Too much screen time is bad for the heart
The excessive use of electronic devices and watching a lot of TV are both associated with significant health risks for young children and adolescents, according to new research published in the Journal of the American Heart Association.[1] In fact, too much screen time may follow children for their entire lives, influencing their risk of poor cardiovascular health well into adulthood.
“Limiting discretionary screen time in childhood and adolescence may protect long-term heart and metabolic health,” lead author David Horner, MD, PhD, a researcher at the Copenhagen Prospective Studies on Asthma in Childhood (COPSAC) at the University of Copenhagen in Denmark, said in a statement. “Our study provides evidence that this connection starts early and highlights the importance of having balanced daily routines.”

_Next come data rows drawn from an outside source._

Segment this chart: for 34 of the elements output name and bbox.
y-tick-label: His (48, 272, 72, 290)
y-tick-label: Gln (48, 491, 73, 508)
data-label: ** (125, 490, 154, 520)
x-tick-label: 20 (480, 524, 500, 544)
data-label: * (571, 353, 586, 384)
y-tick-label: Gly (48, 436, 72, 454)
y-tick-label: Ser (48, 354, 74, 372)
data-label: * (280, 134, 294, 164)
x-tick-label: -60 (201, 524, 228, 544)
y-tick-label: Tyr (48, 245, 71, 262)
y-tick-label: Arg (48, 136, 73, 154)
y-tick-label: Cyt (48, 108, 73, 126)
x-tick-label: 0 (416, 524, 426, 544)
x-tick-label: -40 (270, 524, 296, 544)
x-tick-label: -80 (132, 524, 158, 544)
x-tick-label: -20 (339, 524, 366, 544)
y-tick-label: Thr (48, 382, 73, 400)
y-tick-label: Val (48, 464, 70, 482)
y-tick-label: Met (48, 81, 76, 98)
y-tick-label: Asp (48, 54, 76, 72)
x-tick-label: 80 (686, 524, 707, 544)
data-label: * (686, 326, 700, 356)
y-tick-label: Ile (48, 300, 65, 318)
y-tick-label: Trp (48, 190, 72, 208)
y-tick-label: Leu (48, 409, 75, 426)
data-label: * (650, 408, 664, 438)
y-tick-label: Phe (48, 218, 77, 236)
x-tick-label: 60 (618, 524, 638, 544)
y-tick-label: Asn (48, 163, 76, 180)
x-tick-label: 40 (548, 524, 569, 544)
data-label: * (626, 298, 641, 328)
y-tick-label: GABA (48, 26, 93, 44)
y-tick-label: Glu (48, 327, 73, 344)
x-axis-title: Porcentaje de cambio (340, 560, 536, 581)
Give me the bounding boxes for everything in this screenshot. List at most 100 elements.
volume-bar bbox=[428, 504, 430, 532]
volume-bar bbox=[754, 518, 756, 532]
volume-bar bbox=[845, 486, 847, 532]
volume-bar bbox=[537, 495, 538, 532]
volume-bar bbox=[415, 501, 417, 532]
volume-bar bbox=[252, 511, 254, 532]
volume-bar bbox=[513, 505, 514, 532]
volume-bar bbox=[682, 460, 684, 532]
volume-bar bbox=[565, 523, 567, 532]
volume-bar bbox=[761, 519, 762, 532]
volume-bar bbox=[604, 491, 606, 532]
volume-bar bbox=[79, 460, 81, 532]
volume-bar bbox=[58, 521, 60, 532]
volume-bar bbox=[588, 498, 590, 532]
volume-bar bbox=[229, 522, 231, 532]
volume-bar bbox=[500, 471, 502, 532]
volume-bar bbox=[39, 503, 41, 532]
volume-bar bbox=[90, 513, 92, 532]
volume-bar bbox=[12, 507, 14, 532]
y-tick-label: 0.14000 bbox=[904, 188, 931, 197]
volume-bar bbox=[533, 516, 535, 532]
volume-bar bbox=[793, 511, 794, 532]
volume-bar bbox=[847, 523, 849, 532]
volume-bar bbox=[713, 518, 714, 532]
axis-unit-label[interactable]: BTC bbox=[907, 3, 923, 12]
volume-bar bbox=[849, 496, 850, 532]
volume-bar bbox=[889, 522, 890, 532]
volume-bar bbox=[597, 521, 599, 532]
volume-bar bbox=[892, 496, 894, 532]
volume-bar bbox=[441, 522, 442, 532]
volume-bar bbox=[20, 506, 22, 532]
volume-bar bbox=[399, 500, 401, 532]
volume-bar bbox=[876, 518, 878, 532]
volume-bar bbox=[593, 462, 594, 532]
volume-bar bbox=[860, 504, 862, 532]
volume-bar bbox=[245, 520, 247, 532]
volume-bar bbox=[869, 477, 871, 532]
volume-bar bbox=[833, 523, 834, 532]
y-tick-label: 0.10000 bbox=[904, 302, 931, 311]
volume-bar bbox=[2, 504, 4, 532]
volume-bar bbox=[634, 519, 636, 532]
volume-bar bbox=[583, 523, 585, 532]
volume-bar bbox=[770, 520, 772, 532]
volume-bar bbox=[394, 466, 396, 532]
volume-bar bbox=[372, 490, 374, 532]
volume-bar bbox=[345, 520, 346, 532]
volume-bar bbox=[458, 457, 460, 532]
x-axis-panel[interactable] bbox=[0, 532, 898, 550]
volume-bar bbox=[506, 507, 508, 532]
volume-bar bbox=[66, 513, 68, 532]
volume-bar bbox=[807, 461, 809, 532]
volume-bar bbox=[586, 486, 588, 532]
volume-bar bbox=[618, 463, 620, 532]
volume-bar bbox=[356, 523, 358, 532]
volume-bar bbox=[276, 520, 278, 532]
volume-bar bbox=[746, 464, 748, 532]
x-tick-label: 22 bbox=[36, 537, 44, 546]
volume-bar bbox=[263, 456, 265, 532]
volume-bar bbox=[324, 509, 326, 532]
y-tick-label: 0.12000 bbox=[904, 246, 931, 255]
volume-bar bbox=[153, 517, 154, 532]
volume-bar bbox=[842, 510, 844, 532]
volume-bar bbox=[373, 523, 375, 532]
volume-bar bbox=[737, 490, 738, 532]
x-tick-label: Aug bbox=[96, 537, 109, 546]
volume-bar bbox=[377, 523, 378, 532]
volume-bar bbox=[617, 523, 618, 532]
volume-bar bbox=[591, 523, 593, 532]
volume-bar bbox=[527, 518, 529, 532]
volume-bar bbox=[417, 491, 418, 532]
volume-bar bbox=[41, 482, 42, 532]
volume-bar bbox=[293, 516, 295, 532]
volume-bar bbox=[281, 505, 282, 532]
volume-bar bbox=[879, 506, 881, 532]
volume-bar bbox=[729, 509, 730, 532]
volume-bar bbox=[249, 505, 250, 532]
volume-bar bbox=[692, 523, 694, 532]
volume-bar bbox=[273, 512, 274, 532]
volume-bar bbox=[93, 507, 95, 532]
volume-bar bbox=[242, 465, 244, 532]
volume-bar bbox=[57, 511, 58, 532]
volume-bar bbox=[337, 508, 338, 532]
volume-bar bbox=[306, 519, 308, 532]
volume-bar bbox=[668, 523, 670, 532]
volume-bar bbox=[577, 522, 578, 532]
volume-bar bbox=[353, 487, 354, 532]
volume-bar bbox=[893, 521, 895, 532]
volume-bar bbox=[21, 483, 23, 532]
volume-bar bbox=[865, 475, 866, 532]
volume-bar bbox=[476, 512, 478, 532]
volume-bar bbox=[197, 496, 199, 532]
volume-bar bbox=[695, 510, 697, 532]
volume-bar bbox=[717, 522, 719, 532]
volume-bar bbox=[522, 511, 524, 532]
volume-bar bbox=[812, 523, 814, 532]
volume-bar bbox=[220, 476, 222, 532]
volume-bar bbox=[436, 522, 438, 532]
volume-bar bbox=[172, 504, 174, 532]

Horner et al. reviewed data from more than 1,000 study participants who were either 10 or 18 years old. Overall, an extra hour of screen time appeared to increase a participant’s cardiometabolic risk score by a considerable amount—0.08 standard deviations for the 10-year-old participants and 0.13 for the 18-year-old participants.
“This means a child with three extra hours of screen time a day would have roughly a quarter to half a standard-deviation higher risk than their peers,” Horner explained. “It’s a small change per hour, but when screen time accumulates to three, five or even six hours a day, as we saw in many adolescents, that adds up.”
The group also used artificial intelligence to identify a “unique metabolic signature” in a patient’s blood that appears to be directly linked to screen time.
“We were able to detect a set of blood-metabolite changes, a ‘screen-time fingerprint,’ validating the potential biological impact of the screen time behavior,” Horner said. “Using the same metabolomics data, we also assessed whether screen time was linked to predicted cardiovascular risk in adulthood, finding a positive trend in childhood and a significant association in adolescence. This suggests that screen-related metabolic changes may carry early signals of long-term heart health risk.”